It is indicated that cardiac arrhythmias are associated with COVID-19 patients. Arrhythmias can be caused by electrolyte and hemodynamic disturbances due to high inflammatory stress in patients with COVID-19. Acute ventricular arrhythmias and myocarditis may appear as the first clinical manifestations. In addition, electrolyte imbalances caused by the interaction of COVID-19 with the Renin-angiotensin-aldosterone system (RAAS) can contribute to hypokalemia, resulting in an increased risk of arrhythmias [92]. One study demonstrated the presence of arrhythmias in 44 of 170 patients with cardiac injury in a retrospective cohort study involving 1284 patients with severe COVID-19 [93]. In addition, Guo et al. reported that malignant ventricular arrhythmias had a higher prevalence in the group with elevated troponin levels compared those with normal troponin levels [94].

Myocarditis

Myocarditis refers to heart muscle inflammation due to various communicable and non-communicable diseases. Viral etiology remains a significant cause of myocarditis in the United States and has been documented as a complication in patients infected with enteroviruses, including coxsackievirus, parvovirus B-19, H1N1 and members of the coronavirus group, including MERS. The precise pathophysiology of SARS-CoV-2-associated myocarditis is still elusive at this time; proposed mechanisms may include systemic immune system-mediated and direct viral infection-induced [95]. In immune-mediated myocarditis, the immune response is innate and may contribute to myocardial injury with sequelae of dilated cardiomyopathy. Autoimmune-mediated myocarditis may develop in response to the release of cryptic antigens from cardiac myocytes that are normally sequestered from the immune system after virus-mediated injury. There is also evidence to support the hypothesis that molecular mimicry involving epitopes shared among viral capsid proteins, cardiac myosin, and other unidentified proteins on the surface of cardiac myocytes stimulates autoimmune reactions. When viruses evade the innate immune system, they replicate and manufacture viral proteins that cause direct myocardial injury by promoting cellular apoptosis and necrosis ([96]. SARS-CoV-2 likely causes myocarditis in humans via a pathway like other viral pathogens; in the case of COVID-19, the SARS-CoV-2 virus uses spike protein to bind to ACE2, allowing cells to open and viral material to enter. Intracellular SARS-CoV-2 can interfere with the formation of granular stress so that the virus can replicate and damage cells. Then the antigen-presenting cell (APC) will carry antigen from the sars-cov-2 virus to T lymphocyte cells, which in turn CD8 T cells migrate to cardiomyocytes and cause myocardial inflammation through a cytokine storm. In a cytokine storm, proinflammatory cytokines are released into the circulation, T lymphocyte activation increases and releases more cytokines. This result introduces a positive feedback loop of immune activation and myocardial damage [97].

Potential biomarkers

Endothelial dysfunction and inflammation play a central role in long covid-19 and CVD progression. Several biological markers can be used to determine the long-term effects of COVID-19, especially on endothelial damage and the progression of cardiovascular disease. A systemic review Identified from 28 studies representing six biological classifications, 113 biomarkers were significantly associated with long COVID: (1) Cytokine/Chemokine (33.6%); (2) Biochemical markers (21.2%); (3) Vascular markers (17.7%); (4) Neurological markers (5.3%); (5) Acute phase protein (4.4%); and (6) Others (17.7%). Compared with healthy control or recovered patients without long COVID symptoms, 79 biomarkers were increased, 29 were decreased, and 5 required further determination in the long COVID patients. Up-regulated Interleukin-6, C-reactive protein, and tumor necrosis factor-alpha might be the potential diagnostic biomarkers for long COVID-19 [98].
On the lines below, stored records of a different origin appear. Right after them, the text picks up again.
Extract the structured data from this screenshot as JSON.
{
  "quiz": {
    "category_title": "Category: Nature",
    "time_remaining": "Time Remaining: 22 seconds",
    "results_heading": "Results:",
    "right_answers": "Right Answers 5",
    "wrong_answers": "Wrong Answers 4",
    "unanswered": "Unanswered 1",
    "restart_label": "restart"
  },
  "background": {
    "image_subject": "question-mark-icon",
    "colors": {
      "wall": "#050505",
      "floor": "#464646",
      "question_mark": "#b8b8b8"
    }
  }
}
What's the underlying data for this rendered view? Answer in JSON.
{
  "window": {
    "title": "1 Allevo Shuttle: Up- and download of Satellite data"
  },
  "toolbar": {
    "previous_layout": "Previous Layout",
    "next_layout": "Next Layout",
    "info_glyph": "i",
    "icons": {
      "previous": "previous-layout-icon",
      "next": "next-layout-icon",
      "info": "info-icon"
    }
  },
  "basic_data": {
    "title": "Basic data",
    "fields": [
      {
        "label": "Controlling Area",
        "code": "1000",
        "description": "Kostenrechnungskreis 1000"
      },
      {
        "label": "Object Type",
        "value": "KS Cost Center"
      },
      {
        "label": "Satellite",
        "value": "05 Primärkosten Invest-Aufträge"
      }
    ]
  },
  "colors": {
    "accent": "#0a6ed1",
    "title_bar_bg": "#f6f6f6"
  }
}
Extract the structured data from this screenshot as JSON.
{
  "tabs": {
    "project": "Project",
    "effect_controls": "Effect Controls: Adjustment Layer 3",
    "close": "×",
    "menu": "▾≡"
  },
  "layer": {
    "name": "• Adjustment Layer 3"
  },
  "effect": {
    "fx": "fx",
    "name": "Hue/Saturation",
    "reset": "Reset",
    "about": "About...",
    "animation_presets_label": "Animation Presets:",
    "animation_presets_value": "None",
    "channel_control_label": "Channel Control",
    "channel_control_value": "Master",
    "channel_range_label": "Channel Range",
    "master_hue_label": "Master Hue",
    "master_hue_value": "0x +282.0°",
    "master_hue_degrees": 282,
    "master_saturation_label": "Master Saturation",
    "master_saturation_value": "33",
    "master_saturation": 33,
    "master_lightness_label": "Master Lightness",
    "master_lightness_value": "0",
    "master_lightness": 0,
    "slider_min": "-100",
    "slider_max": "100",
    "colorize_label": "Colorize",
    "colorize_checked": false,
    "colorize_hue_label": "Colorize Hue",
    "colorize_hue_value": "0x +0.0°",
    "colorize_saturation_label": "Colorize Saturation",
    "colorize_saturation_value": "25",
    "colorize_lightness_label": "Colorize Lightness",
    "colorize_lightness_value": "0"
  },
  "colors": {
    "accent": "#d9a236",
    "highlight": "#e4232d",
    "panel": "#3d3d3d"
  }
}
High-sensitivity C-reactive protein (hs-CRP)

CRP is a systemic inflammatory mediator and a central acute phase reactant produced mainly by hepatocytes after cytokine stimulation, such as IL-1, IL-6, and TNF-α. CRP down-regulates synthase endothelial nitric oxide (eNOS) transcription in ECs, resulting in decreased NO release. Several clinical trials have consistently reported that CRP levels are associated with endothelial dysfunction. Higher hs-CRP plasma levels were associated with coronary endothelial dysfunction, suggesting it is an independent marker of abnormal coronary vasoreactivity in patients with non-obstructive coronary disease [99]. Recently, high hs-CRP levels correlate positively with IL-6 and LDL-cholesterol and increased risk of long COVID symptoms. A study of 120 adult post-COVID-19 patients showed that COVID-19 survivors have higher CRP and D-dimer levels [100]. Another study of 1207 patients showed that elevated CRP was associated with an increased mortality risk after recovery from COVID-19 [101].

Interleukin-6 (IL-6)

Interleukin-6 is an important cytokine involved in many different immunological processes, such as the major regulator of acute phase response proteins and plays a crucial role in COVID-19 symptoms progression [102]. A cohort study of 317 patients diagnosed with COVID-19 showed that subjects with long COVID symptoms have higher IL-6, IL-10, and IL-4 [103].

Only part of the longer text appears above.